9. It’s true that the weapons found on the battlefields tend to be manufactured in developed countries such as our own, which was a huge exportor of mines in the past and today does very little to help the victims of mines and the mine removal effort.
10. It’s true that all of the Spanish politicians, since the beginning of the transition, headed by presidents Adolfo Suarez , Leopoldo Calvo Sotelo , Felipe González , José María Aznar and José Luis Rodríguez Zapatero , permitted and continue to permit the sale of Spanish arms to countries with internal conflicts or open wars.
11. It’s true that during the most recent legislature, the sale of Spanish arms has multiplied at the same time as the president was insisting on an anti-war message, and today we manufacture four different types of cluster bombs which behave in a way similar to anti-personnel mines.
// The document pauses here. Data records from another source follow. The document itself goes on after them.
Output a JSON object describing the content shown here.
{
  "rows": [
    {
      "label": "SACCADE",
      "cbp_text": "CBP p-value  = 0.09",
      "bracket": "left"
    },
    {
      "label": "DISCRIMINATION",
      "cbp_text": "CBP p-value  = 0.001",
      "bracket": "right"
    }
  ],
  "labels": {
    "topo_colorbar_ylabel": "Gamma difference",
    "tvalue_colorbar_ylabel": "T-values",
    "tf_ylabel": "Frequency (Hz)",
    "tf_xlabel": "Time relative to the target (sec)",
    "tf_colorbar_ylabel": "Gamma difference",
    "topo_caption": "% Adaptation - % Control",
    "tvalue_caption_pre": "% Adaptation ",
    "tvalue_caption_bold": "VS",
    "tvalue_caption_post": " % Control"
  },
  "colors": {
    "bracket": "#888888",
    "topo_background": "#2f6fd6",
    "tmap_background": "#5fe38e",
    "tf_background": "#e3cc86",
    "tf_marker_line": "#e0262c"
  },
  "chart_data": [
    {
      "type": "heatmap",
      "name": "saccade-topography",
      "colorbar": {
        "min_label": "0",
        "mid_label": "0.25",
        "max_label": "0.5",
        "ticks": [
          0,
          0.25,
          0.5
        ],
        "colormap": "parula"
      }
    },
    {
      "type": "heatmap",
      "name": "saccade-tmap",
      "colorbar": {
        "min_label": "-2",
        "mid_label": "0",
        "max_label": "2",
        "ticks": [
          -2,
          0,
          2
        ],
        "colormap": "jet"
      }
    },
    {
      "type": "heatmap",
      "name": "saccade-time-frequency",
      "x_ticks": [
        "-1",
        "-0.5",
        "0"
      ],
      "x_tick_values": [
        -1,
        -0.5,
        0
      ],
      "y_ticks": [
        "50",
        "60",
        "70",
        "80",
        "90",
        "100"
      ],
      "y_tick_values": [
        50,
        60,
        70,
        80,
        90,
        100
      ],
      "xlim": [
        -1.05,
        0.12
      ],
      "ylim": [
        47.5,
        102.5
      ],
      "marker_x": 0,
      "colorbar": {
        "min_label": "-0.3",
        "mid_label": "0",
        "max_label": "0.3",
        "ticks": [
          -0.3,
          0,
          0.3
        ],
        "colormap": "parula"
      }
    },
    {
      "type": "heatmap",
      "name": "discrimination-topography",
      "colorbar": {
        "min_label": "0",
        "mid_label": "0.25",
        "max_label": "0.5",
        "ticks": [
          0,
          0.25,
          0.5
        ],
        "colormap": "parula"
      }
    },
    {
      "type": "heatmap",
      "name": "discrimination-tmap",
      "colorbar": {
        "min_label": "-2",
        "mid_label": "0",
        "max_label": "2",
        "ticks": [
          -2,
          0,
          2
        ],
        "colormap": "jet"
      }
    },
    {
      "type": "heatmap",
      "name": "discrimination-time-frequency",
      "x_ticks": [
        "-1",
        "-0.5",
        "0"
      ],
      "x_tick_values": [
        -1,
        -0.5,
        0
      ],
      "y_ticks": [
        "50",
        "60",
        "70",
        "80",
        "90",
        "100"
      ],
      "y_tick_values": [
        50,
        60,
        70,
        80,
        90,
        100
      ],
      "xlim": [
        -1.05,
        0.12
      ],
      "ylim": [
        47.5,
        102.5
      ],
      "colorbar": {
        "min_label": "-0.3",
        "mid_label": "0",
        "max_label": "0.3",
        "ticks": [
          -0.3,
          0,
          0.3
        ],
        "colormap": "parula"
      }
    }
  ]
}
12. It’s true that I’m shocked every time I run into Spanish weapons in the forgotten battlefields of the third world, and I’m ashamed of my political representatives.
13. But like Martin Luther King Jr., I refuse to believe that the bank of justice is bankrupt, and also like him, I have a dream: that a Spanish president will finally have enough guts to put an end to the silent arms market that, whether we like it or not, is turning our country into an exportor of death Thank you very much.